No sum­mer break for mi­grant schoolchil­dren

Kathimerini English - - Focus -

“B for book, C for car...” re­peat a dozen 6- and 7-year-olds in an English class taught by two refugee vol­un­teers in a makeshift class­room at a Greek mi­grant camp. There will be no sum­mer hol­i­days for these pupils, who have to make up for lost time as Greece pre­pares plans to ed­u­cate around 8,500 refugee chil­dren, start­ing in Septem­ber. The vol­un­teer teach­ers from Syria, an en­gi­neer and a univer­sity stu­dent, are among some 20 refugees giv­ing lessons to 670 stu­dents be­tween the ages of 6 and 13 at the Skara­man­gas camp in the sub­urbs of Athens. Half of the refugees in the camp – Syr­i­ans, Afghans and Iraqi Kurds – are un­der the age of 17. With only two class­rooms set up in ship­ping con­tain­ers, each child re­ceives about two hours of classes per week, in­clud­ing lessons in their na­tive lan­guages – Ara­bic, Dari and Kur­dish – plus English and maths.

“It’s only a drop,” says Syr­ian en­gi­neer Bazel Shrayyef, but still “the start of a re­turn to nor­mal­ity” for the chil­dren who have faced war and ex­ile and are in dan­ger of be­com­ing ap­a­thetic from a life put on hold.

The vol­un­teer teach­ers say re­build­ing ties to school is es­sen­tial for the chil­dren.

“We have chil­dren who are 8 to 10 years old who don’t even know how to hold a pen or write their name in their lan­guage,” says Syr­ian Luaay Ko­man Al Ba­bille, a for­mer stu­dent of pa­le­og­ra­phy in Aleppo, who ini­ti­ated the ed­u­ca­tion ef­forts at the camp. In a makeshift teach­ers’ lounge, also in­side a con­tainer, he puts to­gether text­books from Syr­ian pro­grams on the in­ter­net, care­ful to re­move any- thing that could ag­gra­vate ten­sions.

Ac­cord­ing to the NGO Save the Chil­dren, which has warned of the risk of a lost gen­er­a­tion, the refugee chil­dren stuck in camps in Greece on av­er­age have not been in school for 18 months. And more than a fifth of school-age chil­dren have never set foot in a class­room. At Skara­man­gas, the refugees are wait­ing to learn where they will be re­lo­cated in the EU, or if they will be given asy­lum in Greece – so they don’t know where they will be liv­ing in six months to a year from now.

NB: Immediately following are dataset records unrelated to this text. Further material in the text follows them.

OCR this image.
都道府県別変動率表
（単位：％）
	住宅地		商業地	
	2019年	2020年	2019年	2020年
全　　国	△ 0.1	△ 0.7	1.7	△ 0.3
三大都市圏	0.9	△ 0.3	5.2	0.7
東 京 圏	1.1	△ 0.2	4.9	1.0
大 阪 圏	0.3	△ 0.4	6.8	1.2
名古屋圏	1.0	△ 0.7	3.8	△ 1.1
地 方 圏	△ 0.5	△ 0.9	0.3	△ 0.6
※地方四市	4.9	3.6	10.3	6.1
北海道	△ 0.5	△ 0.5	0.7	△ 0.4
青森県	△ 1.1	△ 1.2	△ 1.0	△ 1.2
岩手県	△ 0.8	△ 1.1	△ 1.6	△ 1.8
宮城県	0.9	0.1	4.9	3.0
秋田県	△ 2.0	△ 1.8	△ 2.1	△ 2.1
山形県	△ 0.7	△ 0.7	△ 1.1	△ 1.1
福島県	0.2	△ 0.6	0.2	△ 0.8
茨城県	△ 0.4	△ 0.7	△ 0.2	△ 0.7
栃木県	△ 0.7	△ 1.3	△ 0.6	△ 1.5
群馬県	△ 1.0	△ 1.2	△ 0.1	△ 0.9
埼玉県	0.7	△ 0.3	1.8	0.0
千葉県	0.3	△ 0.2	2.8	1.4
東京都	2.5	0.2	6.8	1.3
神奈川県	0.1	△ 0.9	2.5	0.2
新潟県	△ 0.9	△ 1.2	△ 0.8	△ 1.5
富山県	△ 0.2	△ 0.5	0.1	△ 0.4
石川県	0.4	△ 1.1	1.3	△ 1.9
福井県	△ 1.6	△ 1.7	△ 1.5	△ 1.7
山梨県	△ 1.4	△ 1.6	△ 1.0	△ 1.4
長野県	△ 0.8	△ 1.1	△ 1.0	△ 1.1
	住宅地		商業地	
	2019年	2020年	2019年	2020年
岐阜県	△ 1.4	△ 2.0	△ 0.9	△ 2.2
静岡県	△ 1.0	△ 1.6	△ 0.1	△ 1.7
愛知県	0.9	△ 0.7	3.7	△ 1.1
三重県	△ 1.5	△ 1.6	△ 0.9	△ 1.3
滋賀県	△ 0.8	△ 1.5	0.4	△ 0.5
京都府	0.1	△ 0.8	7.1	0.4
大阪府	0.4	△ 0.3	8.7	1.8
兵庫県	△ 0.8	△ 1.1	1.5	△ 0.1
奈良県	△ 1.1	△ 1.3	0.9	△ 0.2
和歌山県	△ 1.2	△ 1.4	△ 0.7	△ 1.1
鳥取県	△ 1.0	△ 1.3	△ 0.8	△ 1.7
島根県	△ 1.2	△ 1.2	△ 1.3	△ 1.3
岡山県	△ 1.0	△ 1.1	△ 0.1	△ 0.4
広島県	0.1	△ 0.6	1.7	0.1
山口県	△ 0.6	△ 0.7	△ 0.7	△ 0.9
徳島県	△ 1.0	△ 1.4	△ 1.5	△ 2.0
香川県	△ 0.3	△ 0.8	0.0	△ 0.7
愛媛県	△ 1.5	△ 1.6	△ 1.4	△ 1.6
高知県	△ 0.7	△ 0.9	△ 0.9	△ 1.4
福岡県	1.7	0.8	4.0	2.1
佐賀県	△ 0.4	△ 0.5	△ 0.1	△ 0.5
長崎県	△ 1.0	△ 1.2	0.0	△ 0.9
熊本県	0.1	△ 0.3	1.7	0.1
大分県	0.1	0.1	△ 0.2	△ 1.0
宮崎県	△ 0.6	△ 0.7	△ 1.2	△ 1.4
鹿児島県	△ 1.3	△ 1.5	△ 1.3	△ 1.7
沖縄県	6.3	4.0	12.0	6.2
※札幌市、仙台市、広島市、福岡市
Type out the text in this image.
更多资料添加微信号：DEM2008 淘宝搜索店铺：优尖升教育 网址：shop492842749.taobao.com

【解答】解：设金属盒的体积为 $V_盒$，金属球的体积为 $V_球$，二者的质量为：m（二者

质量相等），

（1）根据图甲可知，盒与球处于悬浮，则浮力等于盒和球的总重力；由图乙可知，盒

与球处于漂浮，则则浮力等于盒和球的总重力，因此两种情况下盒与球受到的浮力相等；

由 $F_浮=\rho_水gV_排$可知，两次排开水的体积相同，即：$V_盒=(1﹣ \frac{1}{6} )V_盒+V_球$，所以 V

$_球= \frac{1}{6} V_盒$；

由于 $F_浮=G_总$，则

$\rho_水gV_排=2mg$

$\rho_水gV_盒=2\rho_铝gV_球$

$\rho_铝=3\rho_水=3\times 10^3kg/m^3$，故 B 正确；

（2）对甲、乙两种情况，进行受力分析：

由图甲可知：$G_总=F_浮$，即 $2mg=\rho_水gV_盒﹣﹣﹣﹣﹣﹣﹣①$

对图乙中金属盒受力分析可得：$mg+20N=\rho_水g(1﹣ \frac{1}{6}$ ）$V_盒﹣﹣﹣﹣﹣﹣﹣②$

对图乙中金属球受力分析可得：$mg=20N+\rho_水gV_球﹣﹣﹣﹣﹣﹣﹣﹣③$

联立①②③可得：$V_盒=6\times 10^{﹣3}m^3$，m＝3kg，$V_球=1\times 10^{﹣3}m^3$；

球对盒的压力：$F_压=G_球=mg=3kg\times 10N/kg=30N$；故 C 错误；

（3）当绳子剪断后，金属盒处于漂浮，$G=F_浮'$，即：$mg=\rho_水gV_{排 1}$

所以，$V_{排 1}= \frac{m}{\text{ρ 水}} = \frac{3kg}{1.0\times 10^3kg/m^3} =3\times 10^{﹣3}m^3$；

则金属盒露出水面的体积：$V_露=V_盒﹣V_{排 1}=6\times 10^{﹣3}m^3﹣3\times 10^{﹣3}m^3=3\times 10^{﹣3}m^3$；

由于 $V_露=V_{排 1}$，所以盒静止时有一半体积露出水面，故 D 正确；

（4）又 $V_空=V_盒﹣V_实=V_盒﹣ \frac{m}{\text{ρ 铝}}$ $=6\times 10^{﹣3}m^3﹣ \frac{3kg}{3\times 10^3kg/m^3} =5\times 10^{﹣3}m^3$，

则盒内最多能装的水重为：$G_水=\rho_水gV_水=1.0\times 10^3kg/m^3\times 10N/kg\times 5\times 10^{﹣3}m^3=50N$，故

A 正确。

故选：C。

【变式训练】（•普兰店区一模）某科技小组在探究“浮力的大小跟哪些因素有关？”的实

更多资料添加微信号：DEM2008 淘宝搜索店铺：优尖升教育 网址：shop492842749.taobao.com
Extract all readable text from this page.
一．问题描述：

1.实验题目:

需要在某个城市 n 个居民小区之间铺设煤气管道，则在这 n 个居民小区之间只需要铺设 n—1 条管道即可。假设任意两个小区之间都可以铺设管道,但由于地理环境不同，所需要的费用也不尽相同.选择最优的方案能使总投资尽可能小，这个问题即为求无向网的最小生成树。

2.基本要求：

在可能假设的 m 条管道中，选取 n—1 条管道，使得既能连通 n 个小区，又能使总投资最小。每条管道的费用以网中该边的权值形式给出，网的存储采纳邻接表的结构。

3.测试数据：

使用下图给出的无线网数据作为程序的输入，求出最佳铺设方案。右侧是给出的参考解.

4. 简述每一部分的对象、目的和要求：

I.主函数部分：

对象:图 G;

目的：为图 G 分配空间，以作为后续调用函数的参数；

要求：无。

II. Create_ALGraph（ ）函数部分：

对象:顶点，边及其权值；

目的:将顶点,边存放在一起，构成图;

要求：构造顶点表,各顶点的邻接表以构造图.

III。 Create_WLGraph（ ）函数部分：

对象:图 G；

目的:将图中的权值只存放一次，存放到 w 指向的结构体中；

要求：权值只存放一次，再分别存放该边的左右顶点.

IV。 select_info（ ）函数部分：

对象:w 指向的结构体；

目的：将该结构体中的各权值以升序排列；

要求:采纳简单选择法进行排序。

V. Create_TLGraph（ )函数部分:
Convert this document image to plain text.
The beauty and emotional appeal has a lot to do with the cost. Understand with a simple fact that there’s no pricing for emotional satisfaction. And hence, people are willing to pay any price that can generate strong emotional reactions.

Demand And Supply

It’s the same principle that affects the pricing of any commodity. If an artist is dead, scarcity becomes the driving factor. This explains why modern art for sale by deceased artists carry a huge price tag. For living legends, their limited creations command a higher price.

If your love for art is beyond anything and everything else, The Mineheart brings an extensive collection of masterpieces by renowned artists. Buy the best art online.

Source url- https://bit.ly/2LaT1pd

“In our classes it’s hard for stu­dents to con­cen­trate for a long time, we have to keep get­ting them to pay at­ten­tion,” says Ianni Baveas, one of the lo­cal vol­un­teers who teaches the chil­dren Greek. “A lot of the chil­dren are an­gry,” adds fel­low vol­un­teer Poppy Paraskevopoulou. She says she has been wag­ing a bat­tle with char­ity groups, the ad­min­is­tra­tion and the army, which man­ages the refugee camp, to get eight more class­rooms to have a real ed­u­ca­tion pro­gram. The chal­lenge for Greece, where some 50,000 refugees are stranded af­ter the clos­ing of Europe’s borders through the Balkan coun­tries in late Fe­bru­ary, is to cre­ate a school pro­gram for the chil­dren in the camps. The Greek Ed­u­ca­tion Min­istry is work­ing on it, in­cor­po­rat­ing the ini­tia­tives like the one in Skara­man­gas and the pool of vol­un­teers who have fos­tered sol­i­dar­ity with the refugees. The pro­gram set to start in Septem­ber would in­clude classes to in­te­grate the stu­dents, in the camps or at pub­lic fa­cil­i­ties, ahead of proper school­ing.